Defense Career Field

Defense Careers Background

Defense CareersFrom simple rocks to sophisticated satellite surveillance systems, people have always sought ways to defend themselves and to protect their territory and to promote their interests. The development of weapons, tools, vehicles, and strategies, both defensive and offensive, plays a crucial role in the safety and welfare, as well as the economic health, of almost every society. Today, defense is a multibillion-dollar enterprise with private industries building weapons and defense systems for the government.

The rudimentary weapons of earlier times—rocks, slings, and spears—were made of whatever materials were available. The weapons were often made by the warriors who used them. At the same time people developed weapons, they also developed ways to protect themselves. The earliest armor was of animal hides, and as weapons evolved into spears and arrows, warriors learned to fashion metal into shields.

Another early weapon was fire. The Greeks used incendiary weapons as early as the fourth century BC. Gunpowder, invented by the Chinese, became one of the most important developments in the art of war. By the 14th century, armies had adapted gunpowder for use with cannons, which could fire large stones or metal balls for long distances and destroy a city’s fortifications. Mortars, developed by the Dutch in the 17th century, and other explosive bombs were used to terrible effect. The castles and other fortifications that had protected cities for so many centuries were rendered far less effective by these new weapons. Gunpowder was also adapted for use in firearms by the 14th century and in rockets by the 13th century. Cannons were also mounted on sea vessels. In the 16th century, the British designed the first real warship, and the British naval fleet soon dominated the seas.

The invention of the airplane and the automobile married private industry to war and defense efforts in the early part of the 20th century. The first military order for an airplane was made soon after Orville Wright and Wilbur Wright’s first flight in 1903. By 1911, airplanes were being used in war. At first, airplanes were used mainly for reconnaissance missions. However, they soon were adapted for dropping bombs. In peacetime, the government relied on industry to produce equipment such as vehicles, tanks, naval vessels, and airplanes. World War I and, to a greater extent, World War II proved just how adaptable private industry was to producing the materials of war. When the United States entered World War II, industries that previously had little to do with defense efforts were mobilized to produce everything needed for the war, from supplies to vehicles to weapons.

Other industries were tapped for valuable defense technologies. Radar, radio, and sonar were useful not only for guiding aircraft and naval vessels but also for warning of impending attacks. Chemical weapons, such as the mustard gas used in World War I, made new types of defense equipment, such as gas masks, vital to the soldiers on the ground. Automobiles made armies even more flexible; where previously they had relied on the railroads or horse-drawn wagons for supplies, armies could now be deployed and maintained virtually anywhere. The automobile was also adapted for strategic use in battle. Outfitted with armor and heavy weapons, a tank became a ferocious, seemingly unstoppable weapon.

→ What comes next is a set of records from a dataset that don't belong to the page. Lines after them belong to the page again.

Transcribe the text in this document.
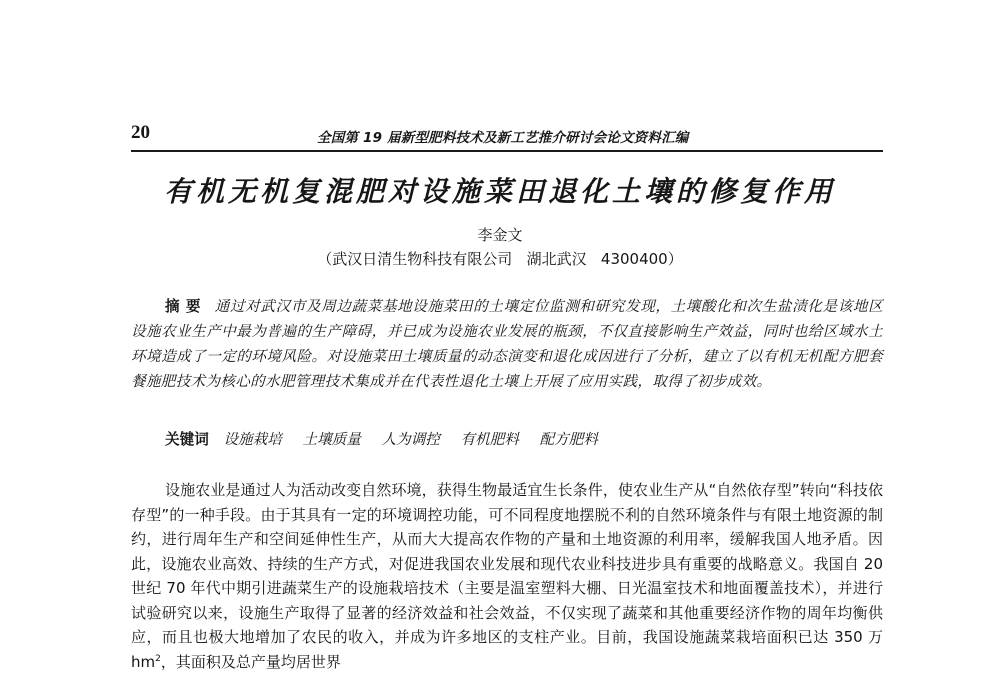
20	全国第 19 届新型肥料技术及新工艺推介研讨会论文资料汇编
有机无机复混肥对设施菜田退化土壤的修复作用
李金文
（武汉日清生物科技有限公司 湖北武汉 4300400）

摘要 通过对武汉市及周边蔬菜基地设施菜田的土壤定位监测和研究发现，土壤酸化和次生盐渍化是该地区设施农业生产中最为普遍的生产障碍，并已成为设施农业发展的瓶颈，不仅直接影响生产效益，同时也给区域水土环境造成了一定的环境风险。对设施菜田土壤质量的动态演变和退化成因进行了分析，建立了以有机无机配方肥套餐施肥技术为核心的水肥管理技术集成并在代表性退化土壤上开展了应用实践，取得了初步成效。

关键词 设施栽培 土壤质量 人为调控 有机肥料 配方肥料

设施农业是通过人为活动改变自然环境，获得生物最适宜生长条件，使农业生产从“自然依存型”转向“科技依存型”的一种手段。由于其具有一定的环境调控功能，可不同程度地摆脱不利的自然环境条件与有限土地资源的制约，进行周年生产和空间延伸性生产，从而大大提高农作物的产量和土地资源的利用率，缓解我国人地矛盾。因此，设施农业高效、持续的生产方式，对促进我国农业发展和现代农业科技进步具有重要的战略意义。我国自 20 世纪 70 年代中期引进蔬菜生产的设施栽培技术（主要是温室塑料大棚、日光温室技术和地面覆盖技术），并进行试验研究以来，设施生产取得了显著的经济效益和社会效益，不仅实现了蔬菜和其他重要经济作物的周年均衡供应，而且也极大地增加了农民的收入，并成为许多地区的支柱产业。目前，我国设施蔬菜栽培面积已达 350 万 $hm^2$，其面积及总产量均居世界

Another important innovation of World War II was the development of the first jet engine. By the end of the 1950s, jet travel had revolutionized the airline industry, opening air travel to millions of people around the world. The Cold War between the United States and the Soviet Union, coupled with the space race that developed between the two countries, saw the dedication of enormous amounts of resources to the development of ever more sophisticated weapons. Cold War-era weapon development included conventional, nuclear, biological, and chemical weapons; air and naval craft; and surveillance, intelligence, communications, and computer technology. Much of the technology developed initially for defense has been adapted for commercial and civil use. The aerospace industry, for example, provides not only military aircraft but aircraft for commercial aviation.

Defense and the aerospace industry remain intrinsically linked. The use of aircraft and space technology has become a dominant force in modern warfare. The Persian Gulf War (1990–91) showed the strategic importance of these technologies. Using aircraft, long-range missiles, and sophisticated guidance systems coupled with satellite-based intelligence operations, the United States and its allies were able to weaken the Iraqi army almost to the point of surrender before the land-based war even began.

After tensions eased between the United States and Russia, new concerns arose with smaller countries, such as North Korea, that had the technology to build rockets that could reach the United States. The Strategic Defense Initiative, proposed by Ronald Reagan and known as Star Wars, died with the end of the Cold War in the 1980s, but new concerns prompted the government to invest in a new national missile defense system.

Today, the United States is currently occupying Afghanistan and Iraq, and concerned with fighting the threats of terrorism that come from terrorist groups from various parts of the world. Billions of dollars are being spent on developing high-tech weapons, aircraft, communications systems, and other methods of protecting the United States from traditional military attacks as well as chemical and biological warfare.